Southern hybridization.
To identify the longest genomic fragment carrying the gus gene and to select the enzyme to use for inverse PCR, R. gnavus E1 DNA was digested with EcoRV, PstI, NcoI, BglII and SmaI in independent reactions. Digested genomic DNA (10 µg) was separated by electrophoresis through a 1 % agarose gel (Tebu, Le-Perray-en-Yvelines, France) and transferred by capillary blotting to a Hybond-N+ nylon membrane (Amersham Biosciences). Membranes were hybridized with ECL-labelled oligonucleotides (Amersham Biosciences) complementary to the coding strand of the gus gene of strain E1. Signal detection was carried out as recommended by the supplier.
Inverse PCR.
EcoRV-digested DNA (10 µg) of R. gnavus E1 was circularized with a ligase kit, as recommended by the supplier (for enzyme selection, see Methods, Southern hybridization).
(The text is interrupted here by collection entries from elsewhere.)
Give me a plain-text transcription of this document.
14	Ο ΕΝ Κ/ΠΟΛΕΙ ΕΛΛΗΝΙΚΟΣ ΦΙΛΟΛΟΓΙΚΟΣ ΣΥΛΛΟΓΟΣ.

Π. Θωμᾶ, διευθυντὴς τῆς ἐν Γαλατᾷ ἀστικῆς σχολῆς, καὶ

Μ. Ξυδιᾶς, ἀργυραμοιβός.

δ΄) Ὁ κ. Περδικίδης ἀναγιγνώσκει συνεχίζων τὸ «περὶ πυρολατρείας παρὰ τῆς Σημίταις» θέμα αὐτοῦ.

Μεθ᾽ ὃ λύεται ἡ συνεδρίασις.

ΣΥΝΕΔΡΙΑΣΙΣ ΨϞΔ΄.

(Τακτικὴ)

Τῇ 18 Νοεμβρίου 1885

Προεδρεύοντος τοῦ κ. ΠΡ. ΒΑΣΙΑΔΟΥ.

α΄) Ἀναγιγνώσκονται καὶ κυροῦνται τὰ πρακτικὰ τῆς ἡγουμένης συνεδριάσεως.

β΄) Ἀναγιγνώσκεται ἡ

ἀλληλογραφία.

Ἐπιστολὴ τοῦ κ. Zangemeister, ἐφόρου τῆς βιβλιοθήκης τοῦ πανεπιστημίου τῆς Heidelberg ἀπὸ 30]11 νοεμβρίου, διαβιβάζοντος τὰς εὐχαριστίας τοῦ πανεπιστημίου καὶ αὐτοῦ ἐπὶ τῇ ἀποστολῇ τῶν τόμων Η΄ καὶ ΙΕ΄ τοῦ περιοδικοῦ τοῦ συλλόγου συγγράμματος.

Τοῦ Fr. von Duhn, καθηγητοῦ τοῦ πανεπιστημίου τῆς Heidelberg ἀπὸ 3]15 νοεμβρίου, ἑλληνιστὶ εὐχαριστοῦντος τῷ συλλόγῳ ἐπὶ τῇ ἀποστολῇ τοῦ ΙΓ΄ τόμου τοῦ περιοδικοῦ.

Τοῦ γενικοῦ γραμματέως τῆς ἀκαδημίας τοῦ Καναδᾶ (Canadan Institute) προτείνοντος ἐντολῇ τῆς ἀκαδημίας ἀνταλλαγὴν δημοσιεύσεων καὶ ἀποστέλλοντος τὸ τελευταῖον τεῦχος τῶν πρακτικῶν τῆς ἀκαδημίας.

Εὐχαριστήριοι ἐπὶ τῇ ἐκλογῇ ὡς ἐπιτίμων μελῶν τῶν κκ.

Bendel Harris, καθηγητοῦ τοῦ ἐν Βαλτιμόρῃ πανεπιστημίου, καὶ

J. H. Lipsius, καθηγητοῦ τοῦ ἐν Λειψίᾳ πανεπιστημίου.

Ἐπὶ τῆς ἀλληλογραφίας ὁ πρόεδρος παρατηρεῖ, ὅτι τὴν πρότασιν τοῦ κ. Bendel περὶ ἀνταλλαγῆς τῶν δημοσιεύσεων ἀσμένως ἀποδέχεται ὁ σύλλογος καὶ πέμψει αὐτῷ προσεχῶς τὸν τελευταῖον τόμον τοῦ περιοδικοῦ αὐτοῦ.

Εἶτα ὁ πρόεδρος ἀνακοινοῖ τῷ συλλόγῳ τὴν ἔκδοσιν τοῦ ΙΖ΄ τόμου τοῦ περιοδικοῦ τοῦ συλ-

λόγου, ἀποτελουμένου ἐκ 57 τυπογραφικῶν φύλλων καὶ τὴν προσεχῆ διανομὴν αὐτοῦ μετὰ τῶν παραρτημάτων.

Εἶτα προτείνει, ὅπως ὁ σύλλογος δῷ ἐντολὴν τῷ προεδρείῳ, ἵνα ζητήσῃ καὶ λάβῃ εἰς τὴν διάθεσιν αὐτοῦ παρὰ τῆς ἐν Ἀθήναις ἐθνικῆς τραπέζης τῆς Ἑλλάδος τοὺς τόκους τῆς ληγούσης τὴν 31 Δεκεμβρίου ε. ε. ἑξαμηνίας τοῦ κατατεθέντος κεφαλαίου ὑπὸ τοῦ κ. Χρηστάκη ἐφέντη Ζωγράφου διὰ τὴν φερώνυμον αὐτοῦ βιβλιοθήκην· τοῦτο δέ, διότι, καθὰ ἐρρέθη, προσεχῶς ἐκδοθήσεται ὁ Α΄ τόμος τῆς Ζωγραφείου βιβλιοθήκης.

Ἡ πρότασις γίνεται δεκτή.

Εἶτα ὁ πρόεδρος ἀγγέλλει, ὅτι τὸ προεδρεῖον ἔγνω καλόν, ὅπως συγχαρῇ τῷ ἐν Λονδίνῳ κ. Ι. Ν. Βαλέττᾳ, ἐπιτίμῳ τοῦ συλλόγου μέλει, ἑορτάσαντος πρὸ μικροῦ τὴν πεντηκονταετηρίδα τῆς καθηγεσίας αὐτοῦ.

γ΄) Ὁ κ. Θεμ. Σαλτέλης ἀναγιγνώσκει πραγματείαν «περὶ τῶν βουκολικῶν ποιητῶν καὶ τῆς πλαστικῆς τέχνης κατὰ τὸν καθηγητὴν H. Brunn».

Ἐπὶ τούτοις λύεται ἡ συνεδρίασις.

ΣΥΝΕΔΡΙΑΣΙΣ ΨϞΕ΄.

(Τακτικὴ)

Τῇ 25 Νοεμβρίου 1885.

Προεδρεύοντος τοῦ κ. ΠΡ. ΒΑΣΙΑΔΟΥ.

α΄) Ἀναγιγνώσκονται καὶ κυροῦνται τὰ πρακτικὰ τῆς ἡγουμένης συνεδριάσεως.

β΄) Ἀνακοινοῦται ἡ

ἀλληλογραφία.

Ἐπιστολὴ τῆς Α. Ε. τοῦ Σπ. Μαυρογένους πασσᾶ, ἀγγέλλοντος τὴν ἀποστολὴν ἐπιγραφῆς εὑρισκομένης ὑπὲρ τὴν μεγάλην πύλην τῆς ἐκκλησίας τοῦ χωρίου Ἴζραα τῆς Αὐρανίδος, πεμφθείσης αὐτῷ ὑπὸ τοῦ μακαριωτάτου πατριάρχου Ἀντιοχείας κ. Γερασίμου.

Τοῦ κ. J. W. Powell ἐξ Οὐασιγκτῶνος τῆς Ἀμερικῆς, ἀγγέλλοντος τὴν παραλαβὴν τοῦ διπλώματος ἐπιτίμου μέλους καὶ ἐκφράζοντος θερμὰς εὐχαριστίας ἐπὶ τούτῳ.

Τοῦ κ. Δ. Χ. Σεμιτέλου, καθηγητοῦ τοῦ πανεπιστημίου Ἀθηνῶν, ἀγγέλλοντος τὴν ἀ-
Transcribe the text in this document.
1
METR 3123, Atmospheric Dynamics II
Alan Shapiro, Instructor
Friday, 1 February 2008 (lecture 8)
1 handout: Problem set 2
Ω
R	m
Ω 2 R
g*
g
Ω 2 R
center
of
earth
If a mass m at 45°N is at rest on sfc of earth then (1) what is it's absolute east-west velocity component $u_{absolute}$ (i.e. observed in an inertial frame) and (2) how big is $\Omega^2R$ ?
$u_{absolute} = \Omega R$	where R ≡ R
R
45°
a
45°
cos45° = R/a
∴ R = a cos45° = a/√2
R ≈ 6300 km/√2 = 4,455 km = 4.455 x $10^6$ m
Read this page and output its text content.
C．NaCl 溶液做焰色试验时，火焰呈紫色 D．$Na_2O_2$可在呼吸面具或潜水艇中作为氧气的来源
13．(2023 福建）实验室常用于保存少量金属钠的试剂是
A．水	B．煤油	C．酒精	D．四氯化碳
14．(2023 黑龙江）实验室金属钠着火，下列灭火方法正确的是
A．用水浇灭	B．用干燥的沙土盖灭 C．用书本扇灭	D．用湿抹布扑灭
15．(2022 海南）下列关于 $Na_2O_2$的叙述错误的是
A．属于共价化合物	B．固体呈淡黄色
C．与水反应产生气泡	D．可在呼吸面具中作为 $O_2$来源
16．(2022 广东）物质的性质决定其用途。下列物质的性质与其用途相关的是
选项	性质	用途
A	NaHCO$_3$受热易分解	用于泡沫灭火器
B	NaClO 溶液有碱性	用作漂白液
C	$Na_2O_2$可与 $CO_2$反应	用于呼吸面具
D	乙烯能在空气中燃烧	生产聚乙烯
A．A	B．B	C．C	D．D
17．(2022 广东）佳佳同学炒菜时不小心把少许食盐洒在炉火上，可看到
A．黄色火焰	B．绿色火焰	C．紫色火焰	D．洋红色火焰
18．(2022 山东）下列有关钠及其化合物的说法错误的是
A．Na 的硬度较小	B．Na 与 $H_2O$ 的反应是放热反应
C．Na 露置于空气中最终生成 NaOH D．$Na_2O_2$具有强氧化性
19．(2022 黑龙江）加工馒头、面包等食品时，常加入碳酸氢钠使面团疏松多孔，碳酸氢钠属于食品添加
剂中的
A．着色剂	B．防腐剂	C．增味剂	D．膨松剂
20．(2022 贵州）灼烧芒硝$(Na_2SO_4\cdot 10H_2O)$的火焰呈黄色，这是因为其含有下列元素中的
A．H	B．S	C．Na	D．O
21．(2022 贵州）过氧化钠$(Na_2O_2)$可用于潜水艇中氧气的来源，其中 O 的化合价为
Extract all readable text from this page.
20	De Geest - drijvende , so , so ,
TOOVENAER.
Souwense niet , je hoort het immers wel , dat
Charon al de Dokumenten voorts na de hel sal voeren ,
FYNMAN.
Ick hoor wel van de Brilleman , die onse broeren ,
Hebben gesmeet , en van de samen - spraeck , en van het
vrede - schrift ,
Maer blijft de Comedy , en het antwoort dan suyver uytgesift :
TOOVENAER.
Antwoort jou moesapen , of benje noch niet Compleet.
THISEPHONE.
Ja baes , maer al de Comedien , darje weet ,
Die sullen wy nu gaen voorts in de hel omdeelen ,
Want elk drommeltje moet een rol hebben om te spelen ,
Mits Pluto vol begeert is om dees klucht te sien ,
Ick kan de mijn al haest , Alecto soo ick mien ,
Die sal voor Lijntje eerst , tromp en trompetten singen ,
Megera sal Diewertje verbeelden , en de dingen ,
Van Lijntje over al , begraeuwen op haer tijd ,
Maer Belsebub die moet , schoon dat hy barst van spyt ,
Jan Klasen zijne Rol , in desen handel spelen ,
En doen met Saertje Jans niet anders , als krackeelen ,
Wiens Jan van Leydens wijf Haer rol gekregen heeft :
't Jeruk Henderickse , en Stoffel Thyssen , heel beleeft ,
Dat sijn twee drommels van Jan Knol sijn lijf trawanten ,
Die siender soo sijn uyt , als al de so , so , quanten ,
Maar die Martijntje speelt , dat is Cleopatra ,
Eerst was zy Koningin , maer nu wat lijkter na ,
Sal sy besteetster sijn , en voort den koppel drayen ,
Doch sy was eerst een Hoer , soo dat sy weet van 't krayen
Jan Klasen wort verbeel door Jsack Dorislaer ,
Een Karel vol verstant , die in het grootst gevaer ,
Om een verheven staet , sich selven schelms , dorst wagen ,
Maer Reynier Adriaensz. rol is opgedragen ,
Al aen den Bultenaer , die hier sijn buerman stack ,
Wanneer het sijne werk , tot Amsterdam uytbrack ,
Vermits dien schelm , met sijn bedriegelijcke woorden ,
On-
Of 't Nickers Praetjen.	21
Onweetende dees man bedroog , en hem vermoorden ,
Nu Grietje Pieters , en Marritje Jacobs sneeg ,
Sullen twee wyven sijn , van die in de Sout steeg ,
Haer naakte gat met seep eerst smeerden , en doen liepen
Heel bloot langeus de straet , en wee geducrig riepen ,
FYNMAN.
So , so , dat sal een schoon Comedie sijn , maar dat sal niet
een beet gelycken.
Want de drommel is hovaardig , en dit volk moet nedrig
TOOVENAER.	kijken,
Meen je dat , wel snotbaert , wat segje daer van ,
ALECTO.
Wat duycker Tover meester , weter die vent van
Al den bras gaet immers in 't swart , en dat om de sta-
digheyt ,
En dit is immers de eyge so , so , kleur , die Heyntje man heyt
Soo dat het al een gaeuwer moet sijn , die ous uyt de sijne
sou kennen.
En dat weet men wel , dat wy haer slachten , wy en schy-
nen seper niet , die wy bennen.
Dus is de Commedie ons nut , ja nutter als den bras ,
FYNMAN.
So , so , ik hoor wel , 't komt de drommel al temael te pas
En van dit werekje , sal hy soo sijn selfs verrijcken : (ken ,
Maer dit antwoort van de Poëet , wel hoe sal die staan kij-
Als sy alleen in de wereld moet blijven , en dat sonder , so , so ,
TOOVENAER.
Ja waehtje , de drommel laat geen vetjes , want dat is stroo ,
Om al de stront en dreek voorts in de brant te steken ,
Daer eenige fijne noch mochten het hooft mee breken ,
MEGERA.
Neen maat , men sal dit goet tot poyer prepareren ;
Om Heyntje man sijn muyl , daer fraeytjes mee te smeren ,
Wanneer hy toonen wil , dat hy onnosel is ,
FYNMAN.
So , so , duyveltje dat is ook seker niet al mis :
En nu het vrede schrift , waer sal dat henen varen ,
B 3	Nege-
PCR was performed with the 3R/4R primers, and the product obtained was cloned in pGem-T and sequenced using universal primers appropriate to the vector (#1211F and #1233Rev, Biolabs).
RNA extraction.
RNA extractions were performed following the instructions in the High Pure RNA Kit (Roche Diagnostics). Bacteria (2x109 cells) were briefly disrupted, in the presence of phenol, 10 % SDS, 3 M sodium acetate (pH 5·2) and glass beads (Sigma-Aldrich) by shaking using the Fast Prep centrifuge FP120 (BIO 101-Q.BIOgene), as described above. Cell lysates were obtained after a 15 min centrifugation and treated to isolate total RNA. The concentration and quality of the RNA were determined by measuring the A260 and A280 with a BIOphotometer (Eppendorf) and by agarose gel electrophoresis. Trace amounts of DNA in RNA samples were removed by treatment with DNase I (Invitrogen SARL).
RT-PCR analysis.
cDNA synthesis was performed by reverse transcription of 2 µg RNA primed with 500 ng random primer hexamer (New England Biolabs). The reaction was carried out at 37 °C for 50 min with M-MLV Reverse Transcriptase (Ambion), as recommended by the supplier. A dilution (1 : 20) of the cDNA solution obtained was used for PCR amplification. PCR reactions were performed with specific oligonucleotides. As a positive control, additional reactions were performed by using genomic DNA as template. PCR amplification with non-reverse-transcriptase-treated RNA made it possible to verify the absence of DNA contamination.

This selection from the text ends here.